Publicado em: 08/11/2021 |

Chá e Cadernos 100.67
Mauri Paroni

Neste início do pós-covid – que não acabou, tem muita água para rolar sob as pontes – vale a pena percorrer virtualmente certos procedimentos dramatúrgicos que empregava presencialmente. Utilizo a palavra “procedimentos” pela antipatia pessoal ao uso do termo “processo” quanto à criatividade. Atormentam-me lembranças da faculdade de direito: levava pau naquela matéria. “Processo” tem a ver com normas necessariamente respeitadas por legalidade, talvez até legitimidade. Dificilmente, a criatividade exerce bons eflúvios ali.
O teatro e o roteiro são lugares mentais que vivem do e no fluxo da existência humana em qualquer cultura e tempo.
Participar do Dramamix, o festival dramatúrgico das Satyrianas, concede-me o privilégio de trabalhar o teatro no ambiente híbrido on line que compôs o nosso último quotidiano. E de dividir o que se pesquisa. Perdão pelo o uso da ironia. Sem ela, não pode haver teatro.
Este é um brevíssimo resumo do resultado ficcional escrito fora da sede de ensaios virtuais e traz visões oníricas e individuais. Enuncio as passagens e algumas reflexões que não se pretendem um “método”, palavra que costuma remeter a receitas assassinas da criatividade, esta fundamental ao tempo em que estamos inseridos.

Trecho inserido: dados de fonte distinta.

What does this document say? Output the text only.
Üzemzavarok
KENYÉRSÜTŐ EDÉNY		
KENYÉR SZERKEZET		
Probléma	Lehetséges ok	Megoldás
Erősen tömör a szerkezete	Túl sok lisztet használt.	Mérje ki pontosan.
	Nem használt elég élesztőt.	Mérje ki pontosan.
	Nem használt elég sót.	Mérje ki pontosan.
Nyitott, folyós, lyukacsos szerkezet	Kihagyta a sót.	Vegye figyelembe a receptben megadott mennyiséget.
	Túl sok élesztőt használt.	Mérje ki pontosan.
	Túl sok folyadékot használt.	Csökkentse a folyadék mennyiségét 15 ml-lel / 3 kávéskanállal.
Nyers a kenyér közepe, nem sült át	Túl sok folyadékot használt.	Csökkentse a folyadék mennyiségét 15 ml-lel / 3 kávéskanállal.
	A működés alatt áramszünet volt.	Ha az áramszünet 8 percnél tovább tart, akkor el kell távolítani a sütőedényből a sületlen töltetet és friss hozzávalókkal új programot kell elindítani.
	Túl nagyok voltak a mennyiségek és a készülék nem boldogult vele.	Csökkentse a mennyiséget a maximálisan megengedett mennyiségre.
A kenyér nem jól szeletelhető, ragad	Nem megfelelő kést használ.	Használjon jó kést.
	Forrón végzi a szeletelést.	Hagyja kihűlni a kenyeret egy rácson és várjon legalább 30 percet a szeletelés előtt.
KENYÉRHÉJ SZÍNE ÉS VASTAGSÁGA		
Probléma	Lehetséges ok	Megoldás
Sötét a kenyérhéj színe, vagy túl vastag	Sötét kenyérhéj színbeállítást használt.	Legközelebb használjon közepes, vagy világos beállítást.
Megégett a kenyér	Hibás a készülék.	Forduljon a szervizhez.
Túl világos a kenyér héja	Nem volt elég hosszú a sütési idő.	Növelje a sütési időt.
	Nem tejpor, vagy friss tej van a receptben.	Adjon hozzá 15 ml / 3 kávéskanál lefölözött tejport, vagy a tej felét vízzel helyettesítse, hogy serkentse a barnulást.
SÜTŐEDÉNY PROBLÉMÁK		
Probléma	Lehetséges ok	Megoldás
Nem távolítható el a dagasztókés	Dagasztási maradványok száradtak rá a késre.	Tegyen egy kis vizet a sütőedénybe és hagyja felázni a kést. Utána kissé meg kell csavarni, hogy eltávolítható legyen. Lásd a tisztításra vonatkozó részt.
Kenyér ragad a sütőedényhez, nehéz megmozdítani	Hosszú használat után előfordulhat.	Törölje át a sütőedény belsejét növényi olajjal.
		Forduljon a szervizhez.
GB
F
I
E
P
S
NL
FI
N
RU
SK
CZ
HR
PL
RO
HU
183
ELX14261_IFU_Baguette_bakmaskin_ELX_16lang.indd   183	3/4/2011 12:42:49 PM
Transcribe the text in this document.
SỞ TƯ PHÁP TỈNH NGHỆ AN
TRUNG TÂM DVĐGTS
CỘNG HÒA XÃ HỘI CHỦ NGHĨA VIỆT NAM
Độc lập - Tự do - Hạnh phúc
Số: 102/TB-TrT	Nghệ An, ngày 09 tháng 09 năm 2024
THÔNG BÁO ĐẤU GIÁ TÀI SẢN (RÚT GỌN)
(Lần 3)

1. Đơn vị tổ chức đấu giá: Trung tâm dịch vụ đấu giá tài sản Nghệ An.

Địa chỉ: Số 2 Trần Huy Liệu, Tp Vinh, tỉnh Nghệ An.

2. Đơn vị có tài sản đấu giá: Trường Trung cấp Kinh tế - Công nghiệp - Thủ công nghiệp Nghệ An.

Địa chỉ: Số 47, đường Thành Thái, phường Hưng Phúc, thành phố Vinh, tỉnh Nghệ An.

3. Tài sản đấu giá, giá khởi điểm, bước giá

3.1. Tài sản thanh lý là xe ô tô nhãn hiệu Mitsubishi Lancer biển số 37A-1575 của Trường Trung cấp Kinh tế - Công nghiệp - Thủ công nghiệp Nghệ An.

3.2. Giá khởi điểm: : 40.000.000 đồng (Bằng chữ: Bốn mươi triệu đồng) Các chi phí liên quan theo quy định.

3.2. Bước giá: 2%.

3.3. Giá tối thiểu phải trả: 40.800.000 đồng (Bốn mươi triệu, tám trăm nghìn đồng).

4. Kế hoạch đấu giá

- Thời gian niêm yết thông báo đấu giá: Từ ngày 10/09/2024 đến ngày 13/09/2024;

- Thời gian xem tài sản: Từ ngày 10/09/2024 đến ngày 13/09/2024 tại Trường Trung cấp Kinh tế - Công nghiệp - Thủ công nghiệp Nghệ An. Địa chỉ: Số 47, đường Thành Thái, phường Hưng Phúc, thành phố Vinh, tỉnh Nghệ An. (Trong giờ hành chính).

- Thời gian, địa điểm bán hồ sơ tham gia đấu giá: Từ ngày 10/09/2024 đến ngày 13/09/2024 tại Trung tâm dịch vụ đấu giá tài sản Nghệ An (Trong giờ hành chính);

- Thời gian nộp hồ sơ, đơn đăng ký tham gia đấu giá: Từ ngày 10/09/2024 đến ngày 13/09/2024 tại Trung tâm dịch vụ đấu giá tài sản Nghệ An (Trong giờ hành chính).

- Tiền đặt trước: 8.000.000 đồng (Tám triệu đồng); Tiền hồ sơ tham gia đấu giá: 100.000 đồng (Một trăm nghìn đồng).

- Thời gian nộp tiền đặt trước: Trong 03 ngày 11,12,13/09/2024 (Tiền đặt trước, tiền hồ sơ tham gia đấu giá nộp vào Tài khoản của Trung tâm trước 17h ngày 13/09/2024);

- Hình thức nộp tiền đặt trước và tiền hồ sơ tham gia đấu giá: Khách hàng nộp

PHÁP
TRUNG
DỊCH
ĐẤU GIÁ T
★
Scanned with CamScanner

1.“Onde o tempo não para”: a escolha de um pretexto na união de dois textos originários unidos. Guardadas as devidas proporções de qualidade, distância e humildade, imito o procedimento criativo do cineasta nipônico Akira Kurosawa (1910-1998). Ele usou como pré-textos e fundiu dois contos do escritor japonês Ryūnosuke Akutagawa (1892-1927): “Rashōmon” e “No bosque”. Com eles, venceu a Palma de Ouro do Festival de Cannes de 1951 do cinema japonês à Europa, numa bem-vinda inversão do sentido eurocêntrico na arte do século xx.
Sendo “maria-vai-com-as-awas” contumaz e sem humildade(*), uni dois artigos da coluna chá e cadernos.


Ryūnosuke Akutagawa
Autor desconhecido – da National Diet Library

2. Estamos num lugar mental, por enquanto: o lugar físico da sala onde serão “lidos”. O que se lê é a ação principal do drama a ser “representado” (mas não uma narração) – uma mise en espace: mise-en-espace, colocação no espaço – bem diferente do termo “direção”, em francês, mise-en-scéne.
3. Aqui, o ator principal é, também, literalmente, a personagem principal: Arara Xestal, designado como “artista”, distribui pré-textos que ainda usam a escritura de gabinete como suporte. Segura, aos atores, os bilhetinhos que lerão; quase não fala, mas organiza a dramaturgia e os movimentos cênicos diante dos – e não para os – espectadores, presentes ou on line.
Por ser também on line, emprego um formalismo “vanguardista convencional”: um cineasta que tudo filma naquele lugar mental. Presença formalizada da transmissão on line, intuitiva, descrita como “louco”, deuteragonista, silenciosa, auxiliar de Arara Xestal. É também uma citação do princípio de combinar moção com emoção, tão caro na arte teatral japonesa, visto que temos a oportunidade de ter imagens enquadradas. Coisa que aprendeu quem conseguiu não se fossilizar durante a pandemia. Deixo a dica desta pequena digressão sobre Kurozawa:
https://www.youtube.com/watch?v=doaQC-S8de8.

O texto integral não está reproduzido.